The American Voice: Any Way, Shape, or Form

In the spring of 2008, Dan LeFranc sat staring at me in the offices of Playwrights Horizons, wild-eyed in disbelief that I had never read—or even heard of, to be honest—Scott McCloud's Understanding Comics, the eye-opening analysis not just of comics, but of all art-making. Because reading this book was an insight to the evolution of Dan's consistently innovative work, and because he practically kicked me down the street to buy a copy, it seems wholly appropriate to start a look at Dan's playwriting by pointing to some of the key ideas that McCloud so eloquently presents in comic-strip form, such as:



Comics, of course, run a pretty sizeable gamut, from the absurdist (Bill Kupperman's Snake n' Bacon) to the penetrating (Art Spiegelman's Maus) to the bad-ass (Alan Moore and Dave Gibbons'Watchmen) to the lame (Bil Keane's Family Circus); and it's the comic writer's job to find the perfect physical Form to convey the Content he has set out to communicate. Substitute the word "theater" for the word "comic" in that last sentence, and you'll be standing, it seems to me, at a good vantage point to understand the adventurous trajectory of Dan LeFranc's writing. Each play is an exploration into the possibilities of form, an experiment in the philosophy of storytelling, as he pushes the shape of his plays around in a variety of directions to best house the characters and stories he offers up.

But in a LeFranc play, playing with form is never the result unto itself; each structure he innovates seems to evolve from inside the kernel of a play's originating impulse, from the mind-set of his characters. It's particularly appropriate to consider McCloud's awesome book in light of LeFranc's play Origin Story. Set somewhere in the American Midwest, in a town called Nowheresville, a troubled, vengeful kid has created a mysterious comic book with supernatural powers to turn highways into rivers and ordinary citizens into bloodthirsty octopuses, and causing a bizarre double-murder that has the whole community bewildered. Taking his cue from our story's hero, a confused adolescent comic book artist, Dan employs the dramaturgy of a comic book. The play's reality is malleable and plastic, constantly changing shape and whisking us back and forth through the story's timeline as it gradually becomes clear that what we have been watching are the pages of the mysterious comic book itself.

In his play Bruise Easy, a smart-ass teen and his angry sister are reunited when their mother has gone missing. Framed by a chorus of precocious neighborhood kids, this play is built like Greek tragedy, in which the estranged siblings are forced to confront the wounds inflicted by family. But infusing the play with an Expressionistic gesture, Dan theatricalizes their awakening, bending the laws of physics to reveal a frightening new vision of the suburban landscape around them. And Night Surf, his hilarious and insane beach-blanket Babylon, is a psychedelic spin on the Euripidean bacchanal, telling the story of a gang of sex-hungry surfer girls who declare a ban on boys for the summer.

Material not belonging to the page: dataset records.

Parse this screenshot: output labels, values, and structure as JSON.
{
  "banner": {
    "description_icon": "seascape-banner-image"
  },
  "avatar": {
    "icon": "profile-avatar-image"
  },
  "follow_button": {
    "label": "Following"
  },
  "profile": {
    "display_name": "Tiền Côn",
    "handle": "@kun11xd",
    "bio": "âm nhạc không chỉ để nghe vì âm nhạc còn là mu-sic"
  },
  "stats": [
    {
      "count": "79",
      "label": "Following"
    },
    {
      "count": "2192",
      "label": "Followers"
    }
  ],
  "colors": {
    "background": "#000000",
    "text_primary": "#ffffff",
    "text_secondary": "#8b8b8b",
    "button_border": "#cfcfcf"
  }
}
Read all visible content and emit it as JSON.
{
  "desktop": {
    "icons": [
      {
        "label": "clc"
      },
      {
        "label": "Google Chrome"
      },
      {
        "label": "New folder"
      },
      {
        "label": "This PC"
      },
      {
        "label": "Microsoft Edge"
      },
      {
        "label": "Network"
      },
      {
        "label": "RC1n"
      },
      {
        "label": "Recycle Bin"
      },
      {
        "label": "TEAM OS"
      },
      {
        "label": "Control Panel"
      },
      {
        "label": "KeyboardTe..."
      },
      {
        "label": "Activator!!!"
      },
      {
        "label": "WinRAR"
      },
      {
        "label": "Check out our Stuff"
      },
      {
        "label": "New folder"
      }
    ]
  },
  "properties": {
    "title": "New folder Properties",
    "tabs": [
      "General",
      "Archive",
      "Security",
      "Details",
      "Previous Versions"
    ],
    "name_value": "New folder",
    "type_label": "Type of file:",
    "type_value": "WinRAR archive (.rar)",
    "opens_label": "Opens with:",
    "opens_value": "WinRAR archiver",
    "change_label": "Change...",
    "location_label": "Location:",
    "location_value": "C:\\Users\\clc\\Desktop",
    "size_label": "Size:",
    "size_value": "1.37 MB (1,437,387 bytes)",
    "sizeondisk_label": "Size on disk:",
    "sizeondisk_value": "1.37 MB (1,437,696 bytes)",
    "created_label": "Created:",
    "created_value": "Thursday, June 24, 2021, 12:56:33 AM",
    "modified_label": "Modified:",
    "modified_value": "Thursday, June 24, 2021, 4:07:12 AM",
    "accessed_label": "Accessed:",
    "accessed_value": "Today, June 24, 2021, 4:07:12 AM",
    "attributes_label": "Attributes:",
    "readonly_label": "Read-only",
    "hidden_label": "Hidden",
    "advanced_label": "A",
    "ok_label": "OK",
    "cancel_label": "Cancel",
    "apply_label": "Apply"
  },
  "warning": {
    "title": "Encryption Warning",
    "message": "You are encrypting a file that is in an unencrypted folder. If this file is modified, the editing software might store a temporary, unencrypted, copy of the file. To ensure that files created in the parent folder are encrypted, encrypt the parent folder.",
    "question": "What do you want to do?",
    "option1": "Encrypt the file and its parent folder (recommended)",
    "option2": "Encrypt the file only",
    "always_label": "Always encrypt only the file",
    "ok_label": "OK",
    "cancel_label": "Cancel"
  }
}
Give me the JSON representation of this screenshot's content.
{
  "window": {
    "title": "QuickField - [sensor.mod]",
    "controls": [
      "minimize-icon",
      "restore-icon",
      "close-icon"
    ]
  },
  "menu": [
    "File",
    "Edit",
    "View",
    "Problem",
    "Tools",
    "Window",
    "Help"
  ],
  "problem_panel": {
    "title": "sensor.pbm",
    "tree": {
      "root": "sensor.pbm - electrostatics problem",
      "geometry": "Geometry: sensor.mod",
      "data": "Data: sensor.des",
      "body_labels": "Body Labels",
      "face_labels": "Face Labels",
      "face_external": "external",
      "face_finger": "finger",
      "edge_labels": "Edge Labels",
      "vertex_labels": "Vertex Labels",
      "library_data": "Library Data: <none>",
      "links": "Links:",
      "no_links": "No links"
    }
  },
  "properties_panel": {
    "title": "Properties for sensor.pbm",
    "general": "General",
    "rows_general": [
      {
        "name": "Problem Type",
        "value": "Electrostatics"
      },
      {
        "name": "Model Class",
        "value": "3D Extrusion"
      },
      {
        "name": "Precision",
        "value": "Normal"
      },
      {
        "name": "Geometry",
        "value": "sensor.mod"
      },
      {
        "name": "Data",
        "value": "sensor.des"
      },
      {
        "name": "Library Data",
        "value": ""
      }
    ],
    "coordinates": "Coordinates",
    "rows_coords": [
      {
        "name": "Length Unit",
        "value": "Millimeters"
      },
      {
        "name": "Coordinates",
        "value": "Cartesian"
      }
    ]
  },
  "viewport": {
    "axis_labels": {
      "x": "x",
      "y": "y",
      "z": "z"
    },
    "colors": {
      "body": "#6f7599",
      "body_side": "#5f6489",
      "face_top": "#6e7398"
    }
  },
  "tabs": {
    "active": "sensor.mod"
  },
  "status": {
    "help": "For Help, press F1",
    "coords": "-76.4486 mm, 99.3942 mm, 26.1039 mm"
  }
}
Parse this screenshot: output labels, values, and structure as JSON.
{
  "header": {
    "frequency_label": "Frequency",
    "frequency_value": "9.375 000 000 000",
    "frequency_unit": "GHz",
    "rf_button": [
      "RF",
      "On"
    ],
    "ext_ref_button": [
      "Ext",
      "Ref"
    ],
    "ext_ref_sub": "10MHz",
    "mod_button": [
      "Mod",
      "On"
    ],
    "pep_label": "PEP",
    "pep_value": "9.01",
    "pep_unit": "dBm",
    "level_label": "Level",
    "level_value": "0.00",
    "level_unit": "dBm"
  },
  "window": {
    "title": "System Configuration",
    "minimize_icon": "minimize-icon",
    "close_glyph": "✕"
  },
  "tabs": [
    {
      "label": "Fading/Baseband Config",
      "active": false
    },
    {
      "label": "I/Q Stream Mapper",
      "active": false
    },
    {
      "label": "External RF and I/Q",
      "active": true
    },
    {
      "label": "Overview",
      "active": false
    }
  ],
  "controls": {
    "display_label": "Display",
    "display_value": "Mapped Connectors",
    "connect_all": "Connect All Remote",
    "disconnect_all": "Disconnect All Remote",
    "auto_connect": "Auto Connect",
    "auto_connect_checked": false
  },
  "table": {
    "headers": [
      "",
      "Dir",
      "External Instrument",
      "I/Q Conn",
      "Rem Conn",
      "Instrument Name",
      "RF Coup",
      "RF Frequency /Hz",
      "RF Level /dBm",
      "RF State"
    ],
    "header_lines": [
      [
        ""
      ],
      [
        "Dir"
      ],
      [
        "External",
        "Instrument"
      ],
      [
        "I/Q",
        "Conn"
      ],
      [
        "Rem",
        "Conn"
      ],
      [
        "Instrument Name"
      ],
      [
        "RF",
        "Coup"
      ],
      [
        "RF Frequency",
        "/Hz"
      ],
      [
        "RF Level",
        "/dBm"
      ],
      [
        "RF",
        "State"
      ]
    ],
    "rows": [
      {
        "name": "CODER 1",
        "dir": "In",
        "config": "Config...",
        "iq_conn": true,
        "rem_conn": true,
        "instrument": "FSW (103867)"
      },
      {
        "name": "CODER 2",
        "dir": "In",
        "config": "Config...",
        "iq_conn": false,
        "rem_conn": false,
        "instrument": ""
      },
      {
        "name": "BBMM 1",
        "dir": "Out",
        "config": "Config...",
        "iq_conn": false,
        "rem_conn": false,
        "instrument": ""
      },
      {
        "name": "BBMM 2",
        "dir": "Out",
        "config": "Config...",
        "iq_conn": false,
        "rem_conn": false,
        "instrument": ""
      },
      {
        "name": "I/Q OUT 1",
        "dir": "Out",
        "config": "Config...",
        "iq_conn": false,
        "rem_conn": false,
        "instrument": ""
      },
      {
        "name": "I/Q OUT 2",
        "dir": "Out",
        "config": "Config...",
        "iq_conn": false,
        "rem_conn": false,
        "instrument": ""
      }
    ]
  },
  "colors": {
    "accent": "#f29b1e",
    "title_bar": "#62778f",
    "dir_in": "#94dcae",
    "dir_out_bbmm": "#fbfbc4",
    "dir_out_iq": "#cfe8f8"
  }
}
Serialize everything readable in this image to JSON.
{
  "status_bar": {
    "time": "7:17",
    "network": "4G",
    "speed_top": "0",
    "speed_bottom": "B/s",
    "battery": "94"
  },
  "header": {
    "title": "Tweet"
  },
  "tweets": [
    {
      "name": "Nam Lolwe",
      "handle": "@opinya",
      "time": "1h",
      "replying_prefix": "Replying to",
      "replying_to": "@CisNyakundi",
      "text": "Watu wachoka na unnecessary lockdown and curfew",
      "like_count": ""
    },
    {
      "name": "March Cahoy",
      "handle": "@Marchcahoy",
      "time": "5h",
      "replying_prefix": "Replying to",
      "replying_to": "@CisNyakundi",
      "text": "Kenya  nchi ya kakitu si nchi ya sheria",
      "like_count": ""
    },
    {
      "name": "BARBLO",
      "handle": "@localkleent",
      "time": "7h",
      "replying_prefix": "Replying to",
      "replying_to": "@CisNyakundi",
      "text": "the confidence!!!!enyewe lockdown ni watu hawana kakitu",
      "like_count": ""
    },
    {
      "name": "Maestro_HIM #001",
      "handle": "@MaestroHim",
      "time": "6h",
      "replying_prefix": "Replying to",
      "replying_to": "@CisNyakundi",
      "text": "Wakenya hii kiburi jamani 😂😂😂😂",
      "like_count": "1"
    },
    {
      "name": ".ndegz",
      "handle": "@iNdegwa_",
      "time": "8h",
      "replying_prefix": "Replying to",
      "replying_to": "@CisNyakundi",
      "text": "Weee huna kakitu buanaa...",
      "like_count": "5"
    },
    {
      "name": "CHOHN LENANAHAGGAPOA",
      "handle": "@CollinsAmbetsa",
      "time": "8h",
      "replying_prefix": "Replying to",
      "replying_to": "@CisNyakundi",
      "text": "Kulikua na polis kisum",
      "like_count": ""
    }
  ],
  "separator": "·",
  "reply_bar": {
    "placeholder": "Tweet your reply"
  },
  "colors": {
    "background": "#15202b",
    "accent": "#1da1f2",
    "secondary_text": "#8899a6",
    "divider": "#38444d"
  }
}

There are infinite perspectives; it follows that there are infinite ways to represent these perspectives on a stage. In the late 19th and early/mid-20th centuries, conventions of dramaturgy were exploded open by modernist pioneers like Strindberg, Brecht, Maeterlinck and Gertrude Stein, who examined the components of drama in the interest of expanding what it's capable of expressing. Into the 1980s, innovative play forms thrived as we embraced plays from writers like Len Jenkin, Constance Congdon, Neal Bell and Marlane Meyer. The past couple of decades have seen a narrowing of this range, as exploratory plays are often dismissed in favor of a recognizable onstage world, in which time behaves as we more or less perceive it, in which behavior is essentially logical, and in which mysteries are explained. Like many new writers today, Dan LeFranc's work reflects an uneasiness with the relative conservatism of contemporary tastes while looking for ways to operate within it. The landscape of each play is decidedly current, populated by extraordinarily vivid, pop-culture-savvy, smart-mouthed twenty-first century characters.

…But none of his play-worlds behave in expected ways. Sixty Miles to Silver Lake, his New York debut (co-produced by Page 73 and Soho Rep in 2009), is almost naturalistic on its surface, set entirely inside a car over the actual amount of time it takes a boy and his father to drive sixty miles home from the boy's soccer game. Rather than depicting one car ride, the play compresses literally hundreds of car rides to dad's house from more than a decade of the boy's childhood, into one length of time, composed of flashing fragments woven seamlessly together. Looking to draw a portrait of a boy's coming of age, LeFranc finds his structure by forcing two conflicting storytelling modes together, filling a naturalistic frame with a mosaic of broken shards.

Below: a sample from The Big Meal, which LeFranc wrote on horizontal legal paper with a column for each actor, in a format somewhat similar to sheet music.


Looking back at the preoccupations of Dan's writing, I'm sitting here in my office surrounded by copies of his plays, each one a wholly unique physical object unto itself (see a sample from The Big Meal above), struck once again by the accomplishment of The Big Meal. An American family sits around the dinner table, a setting reminiscent of so many seminal plays, over the course of about 90 minutes. But, though it assumes the shape of a dining room play, taking up about as much time as a typical family meal, in the hands of LeFranc it encompasses entire lifespans: a family tree blooms and then thins as generations pass to generations, affirming the enormity of the world and its great, beautiful sadness. Impossibly, it's a play that somehow manages to give us a fleeting and tenuous, glimpse of time itself, the most elusive, maddening, malleable, unknowable and yet ever-present mystery of all.